Kementerian Sosial pun terus menerjunkan bantuan ke Aceh Tamiang, yang beberapa wilayahnya masih terisolir akibat bencana alam yang banyak memakan korban tersebut.
Akses menuju Aceh Tamiang pun diterjang Kementerian Sosial untuk memberikan berbagai kebutuhan korban bencana alam di sana.
Menteri Sosial Saifullah Yusuf atau Gus Ipul yang ikut ke lokasi menyebut, setelah akses darat dinyatakan dapat digunakan pada Rabu, 3 Desember 2025, Kementerian Sosial langsung segera merespon.
Satu truk besar berisi logistik dan peralatan dapur diberangkatkan dari Medan menuju Kuala Simpang, Kabupaten Aceh Tamiang.
Rombongan tersebut dikawal langsung oleh Wakil Menteri Sosial, Agus Jabo Priyono.

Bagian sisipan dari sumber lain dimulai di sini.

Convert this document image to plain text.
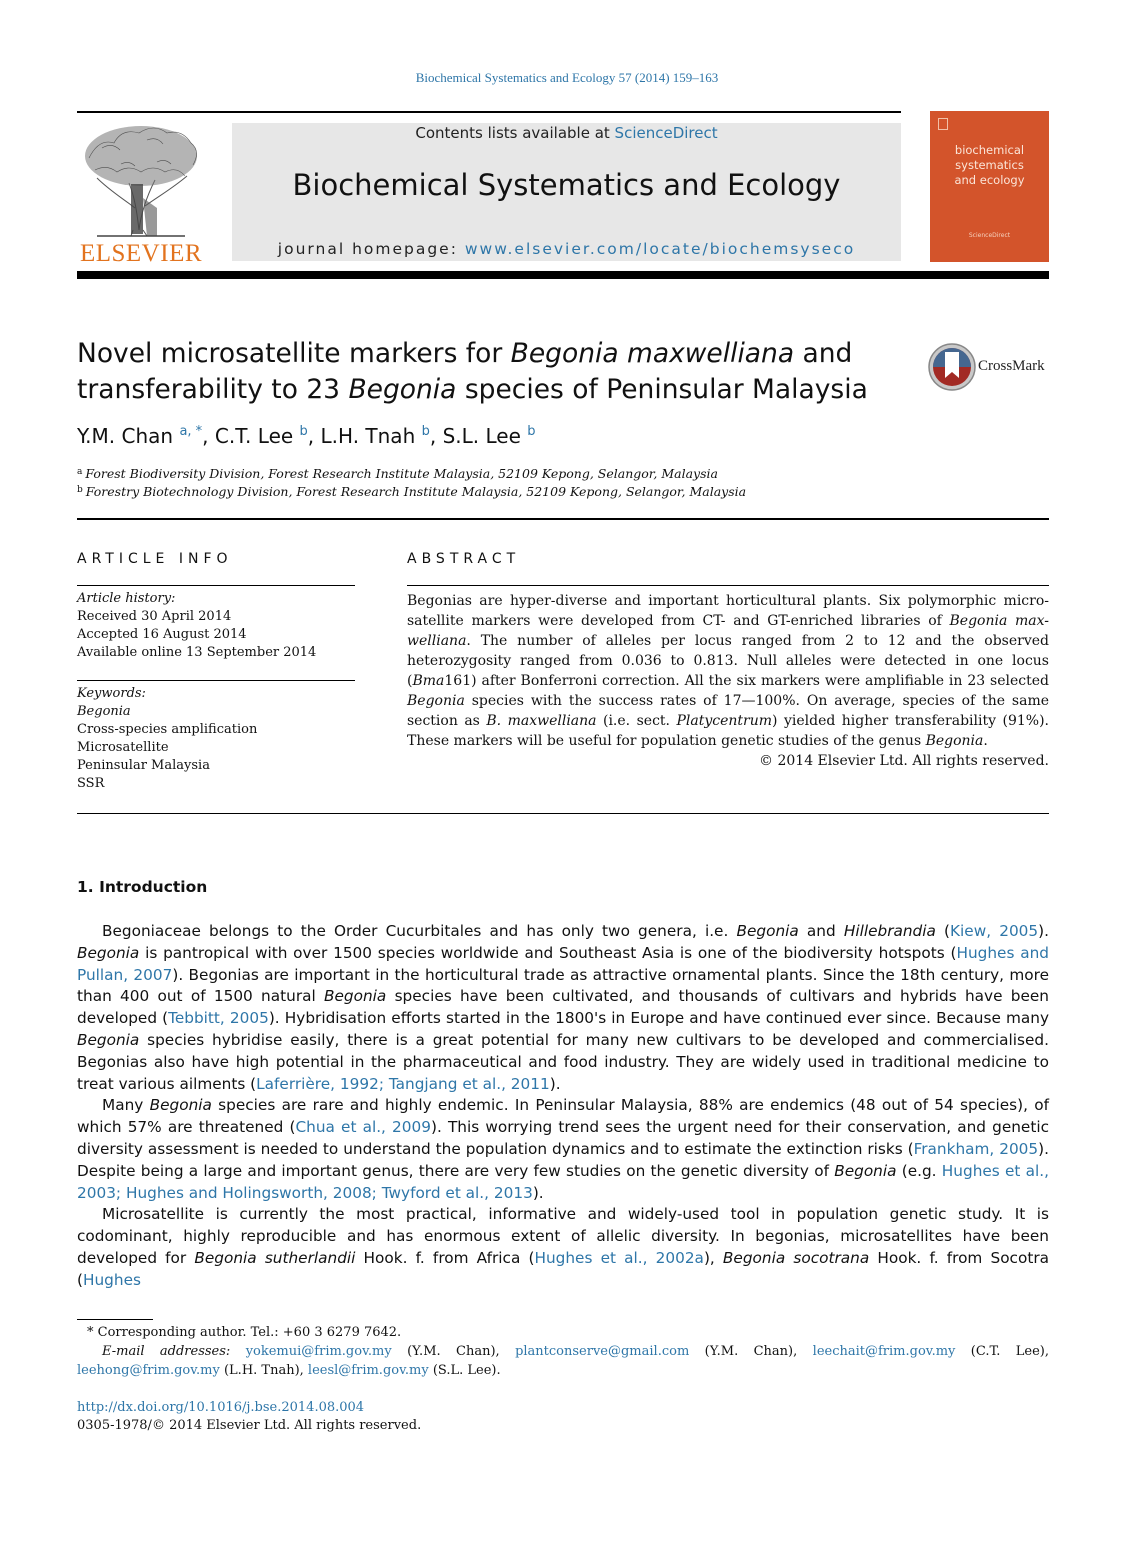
Biochemical Systematics and Ecology 57 (2014) 159–163
ELSEVIER
Contents lists available at ScienceDirect
Biochemical Systematics and Ecology
journal homepage: www.elsevier.com/locate/biochemsyseco
biochemical
systematics
and ecology
ScienceDirect
Novel microsatellite markers for Begonia maxwelliana and
transferability to 23 Begonia species of Peninsular Malaysia
CrossMark
Y.M. Chan $^{a, *}$, C.T. Lee $^b$, L.H. Tnah $^b$, S.L. Lee $^b$
$^a$ Forest Biodiversity Division, Forest Research Institute Malaysia, 52109 Kepong, Selangor, Malaysia
$^b$ Forestry Biotechnology Division, Forest Research Institute Malaysia, 52109 Kepong, Selangor, Malaysia
ARTICLE INFO
Article history:
Received 30 April 2014
Accepted 16 August 2014
Available online 13 September 2014
Keywords:
Begonia
Cross-species amplification
Microsatellite
Peninsular Malaysia
SSR
ABSTRACT
Begonias are hyper-diverse and important horticultural plants. Six polymorphic micro-satellite markers were developed from CT- and GT-enriched libraries of Begonia max-welliana. The number of alleles per locus ranged from 2 to 12 and the observed heterozygosity ranged from 0.036 to 0.813. Null alleles were detected in one locus (Bma161) after Bonferroni correction. All the six markers were amplifiable in 23 selected Begonia species with the success rates of 17—100%. On average, species of the same section as B. maxwelliana (i.e. sect. Platycentrum) yielded higher transferability (91%). These markers will be useful for population genetic studies of the genus Begonia.
© 2014 Elsevier Ltd. All rights reserved.
1. Introduction

Begoniaceae belongs to the Order Cucurbitales and has only two genera, i.e. Begonia and Hillebrandia (Kiew, 2005). Begonia is pantropical with over 1500 species worldwide and Southeast Asia is one of the biodiversity hotspots (Hughes and Pullan, 2007). Begonias are important in the horticultural trade as attractive ornamental plants. Since the 18th century, more than 400 out of 1500 natural Begonia species have been cultivated, and thousands of cultivars and hybrids have been developed (Tebbitt, 2005). Hybridisation efforts started in the 1800's in Europe and have continued ever since. Because many Begonia species hybridise easily, there is a great potential for many new cultivars to be developed and commercialised. Begonias also have high potential in the pharmaceutical and food industry. They are widely used in traditional medicine to treat various ailments (Laferrière, 1992; Tangjang et al., 2011).

Many Begonia species are rare and highly endemic. In Peninsular Malaysia, 88% are endemics (48 out of 54 species), of which 57% are threatened (Chua et al., 2009). This worrying trend sees the urgent need for their conservation, and genetic diversity assessment is needed to understand the population dynamics and to estimate the extinction risks (Frankham, 2005). Despite being a large and important genus, there are very few studies on the genetic diversity of Begonia (e.g. Hughes et al., 2003; Hughes and Holingsworth, 2008; Twyford et al., 2013).

Microsatellite is currently the most practical, informative and widely-used tool in population genetic study. It is codominant, highly reproducible and has enormous extent of allelic diversity. In begonias, microsatellites have been developed for Begonia sutherlandii Hook. f. from Africa (Hughes et al., 2002a), Begonia socotrana Hook. f. from Socotra (Hughes

* Corresponding author. Tel.: +60 3 6279 7642.
E-mail addresses: yokemui@frim.gov.my (Y.M. Chan), plantconserve@gmail.com (Y.M. Chan), leechait@frim.gov.my (C.T. Lee), leehong@frim.gov.my (L.H. Tnah), leesl@frim.gov.my (S.L. Lee).
http://dx.doi.org/10.1016/j.bse.2014.08.004
0305-1978/© 2014 Elsevier Ltd. All rights reserved.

Meskipun akses darat dibuka, perjalanan tak mudah. Di sejumlah titik, ruas jalan masih terendam air sehingga perjalanan harus dilakukan secara hati-hati.

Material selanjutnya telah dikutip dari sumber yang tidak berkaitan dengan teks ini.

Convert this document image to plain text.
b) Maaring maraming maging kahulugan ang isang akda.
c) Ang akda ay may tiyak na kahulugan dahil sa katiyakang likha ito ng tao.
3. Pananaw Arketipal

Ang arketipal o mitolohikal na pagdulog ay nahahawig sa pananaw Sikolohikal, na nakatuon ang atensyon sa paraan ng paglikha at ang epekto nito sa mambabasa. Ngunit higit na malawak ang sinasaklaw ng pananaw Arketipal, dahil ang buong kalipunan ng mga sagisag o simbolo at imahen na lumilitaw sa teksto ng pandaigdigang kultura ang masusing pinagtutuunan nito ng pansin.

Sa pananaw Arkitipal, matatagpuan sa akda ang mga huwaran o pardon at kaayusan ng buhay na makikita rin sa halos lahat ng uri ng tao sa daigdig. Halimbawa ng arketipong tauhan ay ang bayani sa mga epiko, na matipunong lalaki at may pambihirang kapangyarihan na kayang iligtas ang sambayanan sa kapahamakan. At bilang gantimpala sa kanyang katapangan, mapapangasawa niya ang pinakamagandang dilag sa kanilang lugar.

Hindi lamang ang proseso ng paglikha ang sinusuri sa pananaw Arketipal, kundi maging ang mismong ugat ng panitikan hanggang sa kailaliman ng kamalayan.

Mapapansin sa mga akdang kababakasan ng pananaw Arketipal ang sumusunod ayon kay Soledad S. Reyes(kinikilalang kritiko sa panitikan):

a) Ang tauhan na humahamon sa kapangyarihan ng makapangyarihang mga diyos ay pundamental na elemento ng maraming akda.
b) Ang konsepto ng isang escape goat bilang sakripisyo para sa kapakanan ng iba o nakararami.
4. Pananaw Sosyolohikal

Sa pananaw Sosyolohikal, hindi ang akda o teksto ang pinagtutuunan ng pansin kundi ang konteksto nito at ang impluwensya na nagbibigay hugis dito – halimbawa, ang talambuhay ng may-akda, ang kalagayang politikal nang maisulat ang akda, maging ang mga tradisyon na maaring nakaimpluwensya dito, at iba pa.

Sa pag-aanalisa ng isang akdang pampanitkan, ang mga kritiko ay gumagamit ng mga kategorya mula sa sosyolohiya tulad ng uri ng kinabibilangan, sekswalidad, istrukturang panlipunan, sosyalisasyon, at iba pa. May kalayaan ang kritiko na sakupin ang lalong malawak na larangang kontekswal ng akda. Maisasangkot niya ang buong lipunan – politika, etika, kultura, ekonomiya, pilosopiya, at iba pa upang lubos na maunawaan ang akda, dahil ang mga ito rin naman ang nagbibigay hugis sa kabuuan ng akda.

Sore harinya, rombongan tiba di Kampung Bukit Rata, Kecamatan Kejuruan Muda. Di area itu Kementerian Sosial menetapkan pusat posko penanganan bencana. Logistik diturunkan satu-persatu dan dapur umum mulai disiapkan.

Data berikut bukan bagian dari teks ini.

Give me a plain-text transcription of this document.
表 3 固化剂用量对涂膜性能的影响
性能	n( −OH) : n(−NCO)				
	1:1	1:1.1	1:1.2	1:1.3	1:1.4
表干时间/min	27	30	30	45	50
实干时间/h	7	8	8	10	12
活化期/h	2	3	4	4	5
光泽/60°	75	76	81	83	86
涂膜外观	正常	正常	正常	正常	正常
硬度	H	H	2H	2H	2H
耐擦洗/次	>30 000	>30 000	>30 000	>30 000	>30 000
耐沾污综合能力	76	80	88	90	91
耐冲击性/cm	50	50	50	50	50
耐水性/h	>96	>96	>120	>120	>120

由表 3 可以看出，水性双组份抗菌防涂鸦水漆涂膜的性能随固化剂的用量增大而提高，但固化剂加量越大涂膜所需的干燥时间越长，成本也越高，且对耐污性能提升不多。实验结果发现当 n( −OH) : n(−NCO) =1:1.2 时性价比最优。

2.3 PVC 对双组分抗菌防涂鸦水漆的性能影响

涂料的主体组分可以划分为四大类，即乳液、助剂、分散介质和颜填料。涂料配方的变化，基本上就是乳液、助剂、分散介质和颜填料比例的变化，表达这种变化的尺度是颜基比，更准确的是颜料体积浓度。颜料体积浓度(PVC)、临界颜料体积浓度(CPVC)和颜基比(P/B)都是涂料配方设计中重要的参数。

Sebelumnya, ketika jalur darat belum pulih, bansos terlebih dahulu dikirimkan melalui udara menggunakan helikopter. Paket-paket logistik disalurkan ke wilayah terisolir sehingga masyarakat tetap hidup layak di masa genting.
Pada Kamis dini hari, 4 Desember 2025, aktivitas dapur umum dimulai. Tim Kementerian Sosial menyiapkan 2 ribu porsi makanan pertama bagi para warga terdampak banjir.
Baca Juga: Perhatikan, KPM Bansos PKH dan BPNT Harus Ketahui Soal Perombakan Data di Kemensos, Catat Ya!
Kemudian, paginya, Menteri Sosial Saifullah Yusuf mendarat di Kampung Bukit Rata menggunakan helikopter. Mensos datang untuk meninjau operasional posko dan memastikan kebutuhan dasar warga terdampak banjir terpenuhi.
Dari Bukit Rata, Saifullah Yusuf lanjut meninjau ke area paling terdampak, yaitu Kuala Simpang. Langkah ini merupakan komitmen negara untuk selalu mendukung masyarakat.